How do you know if there are phosphates in your pool? Just use the cheap test strips that come with pool kits and you’ll get some kind of idea. But some studies show that they really only affect pool algae growth at extremely high levels of 1,000 ppb (parts per billion) or more.
So, monitor the level at the start of the season but don’t get crazy about it or concerned when phosphate is present because it always will be present. it’s a natural element here on earth and is added to drinking water. There always will be a trace of it in water.
Phosphate Removal From Pool
If you are losing sleep over this Pool Store developed dilemma then you should do a few things to offset your chances of Phosphate turning your pool green.
- Skim your pool with a pool skimmer-this will drastically improve your odds of less Phosphate in your pool and also you should be skimming your pool.
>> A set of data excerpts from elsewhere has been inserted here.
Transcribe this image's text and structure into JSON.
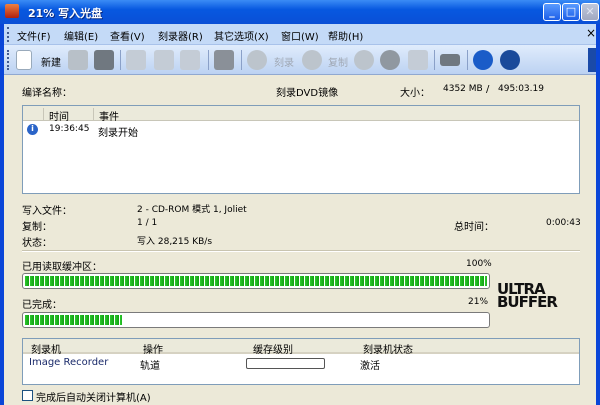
{
  "window": {
    "title": "21% 写入光盘",
    "minimize": "_",
    "maximize": "□",
    "close": "✕"
  },
  "menu": [
    "文件(F)",
    "编辑(E)",
    "查看(V)",
    "刻录器(R)",
    "其它选项(X)",
    "窗口(W)",
    "帮助(H)"
  ],
  "menu_close": "×",
  "toolbar": {
    "new_label": "新建",
    "burn_label": "刻录",
    "copy_label": "复制"
  },
  "info": {
    "name_label": "编译名称：",
    "name_value": "刻录DVD镜像",
    "size_label": "大小：",
    "size_value": "4352 MB",
    "separator": "/",
    "time_value": "495:03.19"
  },
  "log": {
    "columns": [
      "时间",
      "事件"
    ],
    "rows": [
      {
        "time": "19:36:45",
        "event": "刻录开始"
      }
    ]
  },
  "status": {
    "file_label": "写入文件：",
    "file_value": "2 - CD-ROM 模式 1, Joliet",
    "copy_label": "复制：",
    "copy_value": "1 / 1",
    "total_time_label": "总时间：",
    "total_time_value": "0:00:43",
    "state_label": "状态：",
    "state_value": "写入 28,215 KB/s"
  },
  "buffer": {
    "label": "已用读取缓冲区：",
    "percent_text": "100%",
    "value": 100
  },
  "progress": {
    "label": "已完成：",
    "percent_text": "21%",
    "value": 21
  },
  "logo": {
    "line1": "ULTRA",
    "line2": "BUFFER"
  },
  "recorders": {
    "columns": [
      "刻录机",
      "操作",
      "缓存级别",
      "刻录机状态"
    ],
    "rows": [
      {
        "name": "Image Recorder",
        "operation": "轨道",
        "cache": 0,
        "state": "激活"
      }
    ]
  },
  "shutdown": {
    "label": "完成后自动关闭计算机(A)",
    "checked": false
  },
  "colors": {
    "progress_green": "#10a010",
    "titlebar": "#0a4fd6",
    "body": "#ece9d8"
  }
}
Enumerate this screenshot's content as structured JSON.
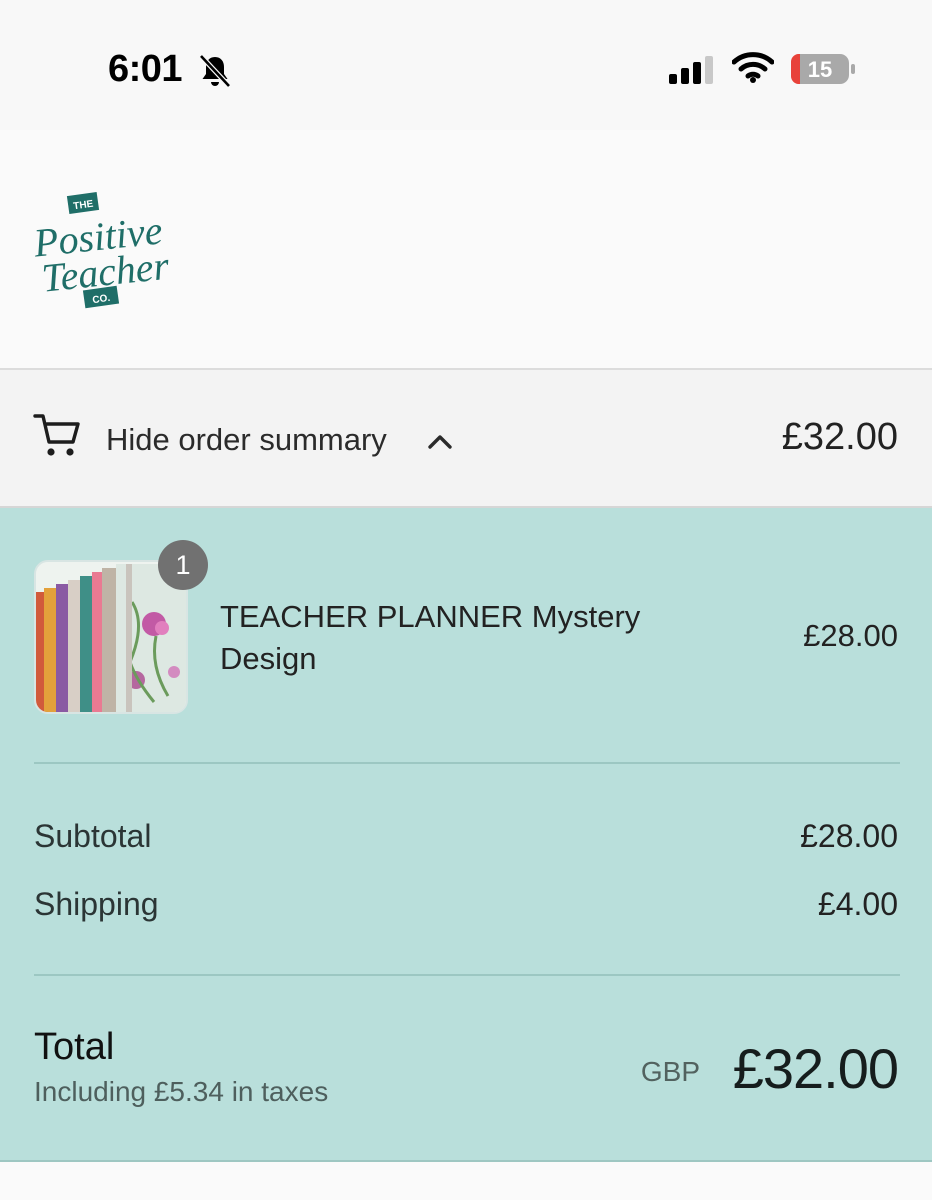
{
  "status_bar": {
    "time": "6:01",
    "battery_level": "15",
    "icons": [
      "bell-slash-icon",
      "cellular-signal-icon",
      "wifi-icon",
      "battery-icon"
    ]
  },
  "brand": {
    "logo_top": "THE",
    "logo_line1": "Positive",
    "logo_line2": "Teacher",
    "logo_bottom": "CO.",
    "color": "#1f6e68"
  },
  "summary_toggle": {
    "label": "Hide order summary",
    "total": "£32.00",
    "icons": [
      "cart-icon",
      "chevron-up-icon"
    ]
  },
  "order": {
    "items": [
      {
        "quantity": "1",
        "name": "TEACHER PLANNER Mystery Design",
        "price": "£28.00"
      }
    ],
    "subtotal_label": "Subtotal",
    "subtotal": "£28.00",
    "shipping_label": "Shipping",
    "shipping": "£4.00",
    "total_label": "Total",
    "tax_note": "Including £5.34 in taxes",
    "currency": "GBP",
    "total": "£32.00"
  },
  "colors": {
    "panel_bg": "#b9dfdb",
    "toggle_bg": "#f3f3f3",
    "badge_bg": "#717171"
  }
}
- Brush the sides of the wall and the bottom of your pool– This should be done a couple of times a week
- Clean out the Skimmer Boxes where twigs and leaves can collect
- Keep your pool covered when not in use. (that ain’t gonna happened)
- Keep your Pool’s Alkalinity, PH & Chlorine Residual in Check-Like you are supposed to.
- Use an Algaecide Prohibitor-weekly or twice per/month. Algaecide Inhibitor is a great inexpensive proven product, especially in those “Dog Days Of Summer”
Pool Maintenance is more hump work than technical ability. Some problems can be fixed without taking out your credit card. Most times, your Pool just needs some good old fashion Hump Work.
As many years as I have been taking care of my Inground pool, I have never witnessed a high Phosphate result on my testing equipment.
Maybe I’ve just been lucky all those years. Maybe I wasn’t looking for one. “Keep your wallet in your pocket and be the master of your swimming pool this year.”